Here’s how: my investment isn’t financial. It’s emotional. I’ve watched a guy with whom I’ve ridden thousands of miles take the same approach to SPY that he takes to riding his bike. Full-on. Ethical. At the front. Demanding the very best from himself, and refusing to accept anything less from those around him. Undying commitment to growth through the grass roots.
I’ve watched him use home-grown talent to design his bike kits through StageOne and Joe Yule, watched him outsource kit manufacturing to Squaddra, another Carlsbad firm, watched him give the sock deal to San Diego-based DeFeet, watched him hire (and work the shit out of) local cyclists, motocross racers, surfers, MTB’ers, ‘crossers, skiers, and snowboarders, and you know what else?
I’ve watched him pour money, product, sponsorship, and energy into grass roots cycling, everything from races, to big clubs, to casual non-racing Freddies who nonetheless walk the walk. If it were only these things, that would be enough for me to encourage–nay, demand–that you chunk your Oakley/Smith multinational eyewear in favor of SPY. But in addition to all that, he’s hellbent on putting the best possible product in front of your eyeballs. Stuff that looks good, that protects your eyes, and that improves your performance.
On top of that, a percentage of SPY’s profits go to local charities that help people see better.
And you’d rather throw your money into the coffers of multinationals that also make chick handbags and buy materials from the cheapest suppliers no matter where they’re located? You’d rather support a cycling eyewear company whose only investment in the sport is pouring money into pro teams? Really? Do you also beat your dog?

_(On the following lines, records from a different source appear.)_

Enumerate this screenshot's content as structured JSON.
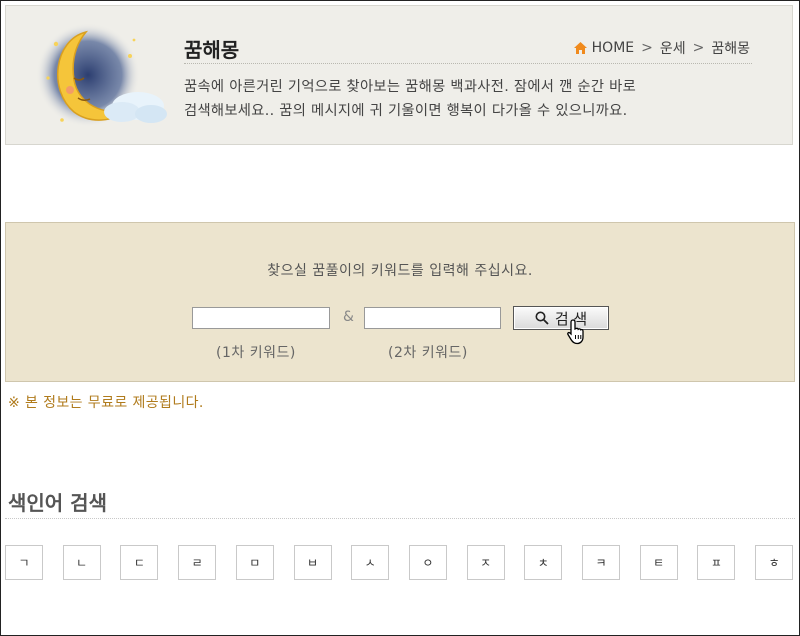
{
  "header": {
    "title": "꿈해몽",
    "breadcrumb": [
      "HOME",
      "운세",
      "꿈해몽"
    ],
    "description_line1": "꿈속에 아른거린 기억으로 찾아보는 꿈해몽 백과사전. 잠에서 깬 순간 바로",
    "description_line2": "검색해보세요.. 꿈의 메시지에 귀 기울이면 행복이 다가올 수 있으니까요."
  },
  "search": {
    "prompt": "찾으실 꿈풀이의 키워드를 입력해 주십시요.",
    "keyword1_value": "",
    "keyword2_value": "",
    "ampersand": "&",
    "button_label": "검 색",
    "keyword1_label": "(1차 키워드)",
    "keyword2_label": "(2차 키워드)"
  },
  "notice": "※ 본 정보는 무료로 제공됩니다.",
  "index": {
    "title": "색인어 검색",
    "keys": [
      "ㄱ",
      "ㄴ",
      "ㄷ",
      "ㄹ",
      "ㅁ",
      "ㅂ",
      "ㅅ",
      "ㅇ",
      "ㅈ",
      "ㅊ",
      "ㅋ",
      "ㅌ",
      "ㅍ",
      "ㅎ"
    ]
  },
  "colors": {
    "header_bg": "#efeee9",
    "search_bg": "#ece4ce",
    "notice": "#b07b1c",
    "home_icon": "#f08a1c"
  },
  "icons": [
    "moon-illustration",
    "home-icon",
    "magnifier-icon",
    "hand-cursor-icon"
  ]
}
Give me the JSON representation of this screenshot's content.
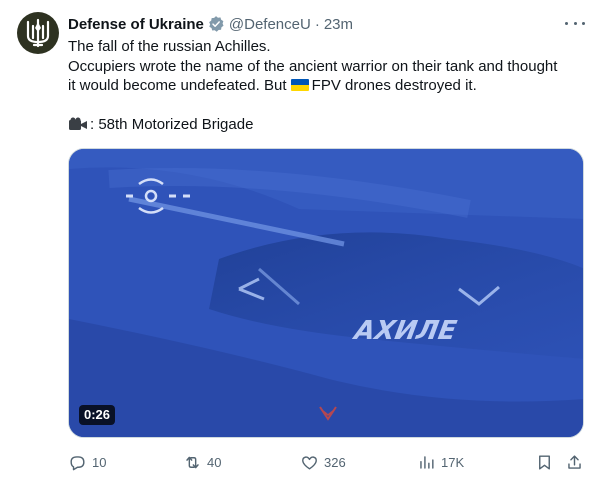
{
  "tweet": {
    "author": {
      "name": "Defense of Ukraine",
      "handle": "@DefenceU",
      "separator": "·",
      "time": "23m",
      "verified": true,
      "avatar_icon": "ukraine-trident-emblem-icon"
    },
    "text": {
      "line1": "The fall of the russian Achilles.",
      "line2": "Occupiers wrote the name of the ancient warrior on their tank and thought",
      "line3_before": "it would become undefeated. But ",
      "line3_after": "FPV drones destroyed it.",
      "credit_icon": "video-camera-icon",
      "credit": ": 58th Motorized Brigade"
    },
    "media": {
      "type": "video",
      "duration": "0:26",
      "overlay_text": "АХИЛЕ"
    },
    "actions": {
      "replies": "10",
      "reposts": "40",
      "likes": "326",
      "views": "17K"
    },
    "colors": {
      "accent": "#1d9bf0",
      "muted": "#536471",
      "flag_blue": "#0057b7",
      "flag_yellow": "#ffd700"
    }
  }
}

Please don’t beat your dog
At the end of the day, as people like to say when they’ve run out of substance and are going to try and shove some non sequitur piece of choplogic down your throat, there’s an even better reason to support this company and their eyewear, even if it means you have to toss your Assos Zeghole swag, admit that it sucks, and do the right thing. How many CEO’s of listed companies actually participate as full-throated competitors and promote their product through grass roots events like the Belgian Waffle Ride?
Do you want to support someone who is an anonymous corporate drone chopping wood for the shareholders in Hong Kong, Sweden, and the UK…or someone who’s out there supporting YOU?